Sloepen, die zwaar tegen de zee op moeten werken, moeten hun olie-reservoir aan den boeg aanbrengen of zoo zij aan een drijfanker liggen, het hieraan bevestigen, echter zoo dat het gemakkelijk kan worden binnengehaald, wanneer het weder gevuld moet worden. Het volgende voorbeeld levert hiervoor een bewijs. Mr. Carmichael deelt het navolgende mede, omtrent het gebruik van olie in sloepen. Ik bevond mij aan boord der „Slivemore", op een reis van Shields naar Bombay. Ongeveer 800 zeemijlen ten NO. van de Seychellen ontstond er brand in het schip, zoodat wij het moesten verlaten. De bemanning begaf zich in de sloepen, om te kunnen landen op de Seychellen. Op den derden dag na het verlaten van het verbrande schip, werden wij overvallen door een cykloon; het was onmogelijk voor de sloepen om daaraan weêrstand te bieden. Alvorens het schip te verlaten, was echter de Kapitein zoo voorzichtig geweest, om de sloepen van olie te voorzien, ten einde die in voorkomende gevallen te kunnen gebruiken. Iedere sloep wierp nu een uit spieren en riemen samengesteld drijfanker uit, waarna de olie op de volgende wijze werd gebruikt. Een lange kous werd met in parafine gedoopt werk aan den boeg van de sloep opgehangen. Van te voren was de sloep vol water geslagen, zoodat de bemanning voor haar leven begon te vreezen; nadat de olie werd gebruikt was daarvoor geen rede meer. Rondom de sloep vormde zich een volkomen gladde watervlakte, en de sloep dreef veilig op de deining, die de plaats der zware brekers vervangen had. De uitwerking was zoo groot, dat er weinig of geen water meer in de sloep kwam, en dat de opvarenden zich zelfs ter ruste begaven en slapen konden, in weerwil van de diepe belading van het vaartuig. Twee der sloepen bereikten genoemde eilanden, en zijn daar geland. Het schip werd gevoerd door Kapitein Conby; zonder diens voorzichtigheid en goede leiding, zouden passagiers en bemanning, ongetwijfeld omgekomen zijn."
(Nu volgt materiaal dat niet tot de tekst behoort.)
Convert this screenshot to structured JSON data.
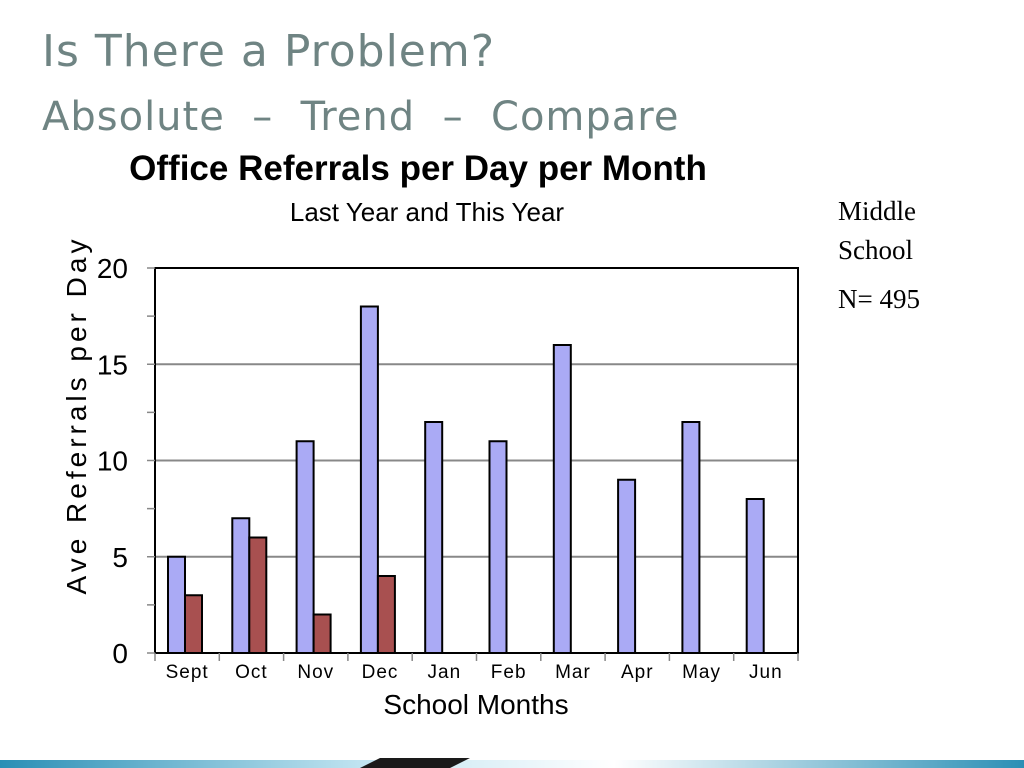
{
  "slide": {
    "title": "Is There a Problem?",
    "subtitle": "Absolute  –  Trend  –  Compare"
  },
  "side_note": {
    "line1": "Middle",
    "line2": "School",
    "n_label": "N= 495"
  },
  "colors": {
    "title_text": "#6f8483",
    "series_this_year": "#aaaaf5",
    "series_last_year": "#a85050",
    "gridline": "#888888",
    "bottom_bar_dark": "#1a1a1a",
    "bottom_bar_accent": "#2a8fb5"
  },
  "chart_data": {
    "type": "bar",
    "title": "Office Referrals per Day per Month",
    "subtitle": "Last Year and This Year",
    "xlabel": "School Months",
    "ylabel": "Ave Referrals per Day",
    "categories": [
      "Sept",
      "Oct",
      "Nov",
      "Dec",
      "Jan",
      "Feb",
      "Mar",
      "Apr",
      "May",
      "Jun"
    ],
    "series": [
      {
        "values": [
          5,
          7,
          11,
          18,
          12,
          11,
          16,
          9,
          12,
          8
        ],
        "color": "#aaaaf5"
      },
      {
        "values": [
          3,
          6,
          2,
          4,
          0,
          0,
          0,
          0,
          0,
          0
        ],
        "color": "#a85050"
      }
    ],
    "ylim": [
      0,
      20
    ],
    "yticks": [
      0,
      5,
      10,
      15,
      20
    ],
    "grid": true,
    "legend": "none"
  }
}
Lenzende sloepen moeten het olie-vat bevestigen, aan ter

zijde en van

voren zich uitstekende spieren, of wanneer dit niet te doen is, ook aan den boeg der sloep.

Schepen, die ten anker liggen, moeten zoo veel mogelijk het olie-reservoir aan 't voorschip bevestigen, b.v. aan spieren die men daar expres heeft doen plaatsen, en mocht dit bezwaarlijk zijn, dan aan de ankerketting. In het laatste geval is het aan te bevelen, om door de ankerketting, of aan een daarop gemaakte inrichting, een end to scheeren, waarmede het olievat ingehaald en naar buiten gebracht kan worden. In vele gevallen zal men zich hiertoe ook kunnen bedienen van de ankerboei, of van een op het water drijvende boei, die met het anker kan worden verbonden, waardoor het olie-vat ook op grooteren afstand van het schip wordt geplaatst.
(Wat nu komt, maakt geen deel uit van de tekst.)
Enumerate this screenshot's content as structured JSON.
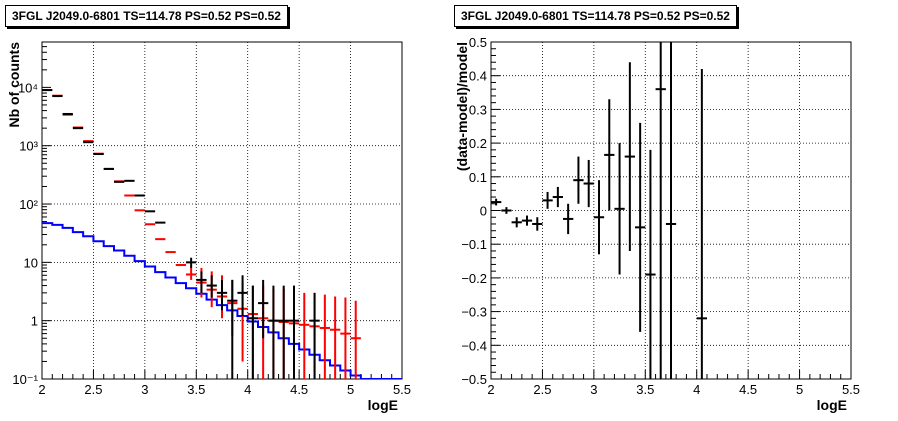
{
  "chart_data": [
    {
      "type": "scatter",
      "title": "3FGL J2049.0-6801 TS=114.78 PS=0.52 PS=0.52",
      "xlabel": "logE",
      "ylabel": "Nb of counts",
      "xlim": [
        2,
        5.5
      ],
      "ylim": [
        0.1,
        60000
      ],
      "yscale": "log",
      "grid": true,
      "x_ticks": [
        2,
        2.5,
        3,
        3.5,
        4,
        4.5,
        5,
        5.5
      ],
      "x_tick_labels": [
        "2",
        "2.5",
        "3",
        "3.5",
        "4",
        "4.5",
        "5",
        "5.5"
      ],
      "y_ticks": [
        0.1,
        1,
        10,
        100,
        1000,
        10000
      ],
      "y_tick_labels": [
        "10⁻¹",
        "1",
        "10",
        "10²",
        "10³",
        "10⁴"
      ],
      "series": [
        {
          "color": "#0000ff",
          "style": "step",
          "x": [
            2.0,
            2.1,
            2.2,
            2.3,
            2.4,
            2.5,
            2.6,
            2.7,
            2.8,
            2.9,
            3.0,
            3.1,
            3.2,
            3.3,
            3.4,
            3.5,
            3.6,
            3.7,
            3.8,
            3.9,
            4.0,
            4.1,
            4.2,
            4.3,
            4.4,
            4.5,
            4.6,
            4.7,
            4.8,
            4.9,
            5.0,
            5.1,
            5.2,
            5.3,
            5.4
          ],
          "values": [
            47,
            44,
            39,
            33,
            28,
            23,
            19,
            16,
            13,
            10.5,
            8.5,
            6.8,
            5.5,
            4.4,
            3.6,
            2.9,
            2.3,
            1.85,
            1.5,
            1.2,
            0.97,
            0.78,
            0.63,
            0.5,
            0.4,
            0.32,
            0.26,
            0.21,
            0.17,
            0.14,
            0.115,
            0.1,
            0.1,
            0.1,
            0.1
          ]
        },
        {
          "color": "#ff0000",
          "style": "errorbars",
          "x": [
            2.05,
            2.15,
            2.25,
            2.35,
            2.45,
            2.55,
            2.65,
            2.75,
            2.85,
            2.95,
            3.05,
            3.15,
            3.25,
            3.35,
            3.45,
            3.55,
            3.65,
            3.75,
            3.85,
            3.95,
            4.05,
            4.15,
            4.25,
            4.35,
            4.45,
            4.55,
            4.65,
            4.75,
            4.85,
            4.95,
            5.05
          ],
          "values": [
            9000,
            7200,
            3400,
            2050,
            1200,
            730,
            400,
            245,
            140,
            78,
            45,
            25,
            15,
            9,
            6.2,
            4.5,
            3.4,
            2.6,
            2.0,
            1.6,
            1.3,
            1.1,
            1.0,
            0.95,
            0.9,
            0.85,
            0.8,
            0.75,
            0.7,
            0.6,
            0.5
          ],
          "low": [
            9000,
            7200,
            3400,
            2050,
            1200,
            730,
            400,
            245,
            140,
            78,
            45,
            25,
            15,
            9,
            5,
            2.5,
            1.7,
            1.1,
            0.55,
            0.2,
            0.1,
            0.1,
            0.1,
            0.1,
            0.1,
            0.1,
            0.1,
            0.1,
            0.1,
            0.1,
            0.1
          ],
          "high": [
            9000,
            7200,
            3400,
            2050,
            1200,
            730,
            400,
            245,
            140,
            78,
            45,
            25,
            15,
            9,
            8,
            8,
            7,
            6,
            5,
            4.5,
            4,
            4,
            3.5,
            3.5,
            3.2,
            3,
            3,
            2.8,
            2.6,
            2.5,
            2.2
          ]
        },
        {
          "color": "#000000",
          "style": "errorbars",
          "x": [
            2.05,
            2.15,
            2.25,
            2.35,
            2.45,
            2.55,
            2.65,
            2.75,
            2.85,
            2.95,
            3.05,
            3.15,
            3.45,
            3.55,
            3.65,
            3.75,
            3.85,
            3.95,
            4.05,
            4.15,
            4.25,
            4.35,
            4.45,
            4.65
          ],
          "values": [
            9000,
            7100,
            3500,
            2000,
            1150,
            720,
            400,
            240,
            250,
            140,
            75,
            48,
            10,
            5,
            4,
            3,
            2.2,
            3,
            1.1,
            2,
            1,
            1,
            1,
            1
          ],
          "low": [
            9000,
            7100,
            3500,
            2000,
            1150,
            720,
            400,
            240,
            250,
            140,
            75,
            48,
            8,
            3,
            2.5,
            1.5,
            0.1,
            1.2,
            0.1,
            0.5,
            0.1,
            0.1,
            0.1,
            0.1
          ],
          "high": [
            9000,
            7100,
            3500,
            2000,
            1150,
            720,
            400,
            240,
            250,
            140,
            75,
            48,
            12,
            7,
            6,
            5,
            5,
            6,
            4,
            5,
            4,
            4,
            4,
            3
          ]
        }
      ]
    },
    {
      "type": "scatter",
      "title": "3FGL J2049.0-6801 TS=114.78 PS=0.52 PS=0.52",
      "xlabel": "logE",
      "ylabel": "(data-model)/model",
      "xlim": [
        2,
        5.5
      ],
      "ylim": [
        -0.5,
        0.5
      ],
      "grid": true,
      "x_ticks": [
        2,
        2.5,
        3,
        3.5,
        4,
        4.5,
        5,
        5.5
      ],
      "x_tick_labels": [
        "2",
        "2.5",
        "3",
        "3.5",
        "4",
        "4.5",
        "5",
        "5.5"
      ],
      "y_ticks": [
        -0.5,
        -0.4,
        -0.3,
        -0.2,
        -0.1,
        0,
        0.1,
        0.2,
        0.3,
        0.4,
        0.5
      ],
      "y_tick_labels": [
        "−0.5",
        "−0.4",
        "−0.3",
        "−0.2",
        "−0.1",
        "0",
        "0.1",
        "0.2",
        "0.3",
        "0.4",
        "0.5"
      ],
      "series": [
        {
          "color": "#000000",
          "style": "errorbars",
          "x": [
            2.05,
            2.15,
            2.25,
            2.35,
            2.45,
            2.55,
            2.65,
            2.75,
            2.85,
            2.95,
            3.05,
            3.15,
            3.25,
            3.35,
            3.45,
            3.55,
            3.65,
            3.75,
            4.05
          ],
          "values": [
            0.025,
            0.0,
            -0.035,
            -0.03,
            -0.04,
            0.03,
            0.04,
            -0.025,
            0.09,
            0.08,
            -0.02,
            0.165,
            0.005,
            0.16,
            -0.05,
            -0.19,
            0.36,
            -0.04,
            -0.32
          ],
          "low": [
            0.015,
            -0.01,
            -0.05,
            -0.045,
            -0.06,
            0.005,
            0.01,
            -0.07,
            0.02,
            0.01,
            -0.13,
            0.0,
            -0.19,
            -0.12,
            -0.36,
            -0.5,
            -0.5,
            -0.5,
            -0.5
          ],
          "high": [
            0.035,
            0.01,
            -0.02,
            -0.015,
            -0.02,
            0.055,
            0.07,
            0.02,
            0.16,
            0.15,
            0.09,
            0.33,
            0.2,
            0.44,
            0.26,
            0.18,
            0.5,
            0.5,
            0.42
          ]
        }
      ]
    }
  ]
}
Tot eene doelmatige verdeeling van de olie, heeft men ook nog bizondere toestellen bedacht. Het volgende is van Amerikaansche vinding. Van uit een met olie gevuld reservoir, dat zich op een geschikte plaats bevindt, loopt een buis, die met een kraan is voorzien, langs het boord naar beneden, en mondt uit in een zich boven den waterspiegel bevindenden cylinder. De mantel van dezen cylinder bevat een aantal gaatjes, die op gelijken afstand van elkaar zijn gemaakt, terwijl er in den bodem eene opening is. In het onderste gedeelte van den cylinder bevindt zich een tweede beweegbare holle cylinder, welks mantel ook met een groot getal gaatjes is voorzien, die met de gaten in den eersten overeenstemmen, terwijl een stang van uit den bodem door het gat van den buitensten cylinder komt, en daarna horizontaal wordt omgebogen. Boven den binnensten cylinder bevindt zich een spiraal-veer, die hem in gewone omstandigheden naar beneden drukt, waardoor zijn gaatjes niet met die van den buitensten kunnen samenvallen, en het apparaat gesloten is. Wanneer echter het schip overgaat en daardoor de toestel in het water dompelt, dan wordt, door de drukking van het water tegen de stang, de binnenste cylinder opgeheven en vallen zoodoende de genoemde gaatjes weder samen. De olie, die door de verbindingsbuis uit het reservoir in den binnensten cylinder gekomen is, kan nu uitstroomen; wordt het schip weder opgeheven, dan drukt de spiraal-veer den binnensten cylinder naar beneden, waardoor het uitvlocien wordt belet. Door middel van de kraan aan de buis

« AnteriorContinuar »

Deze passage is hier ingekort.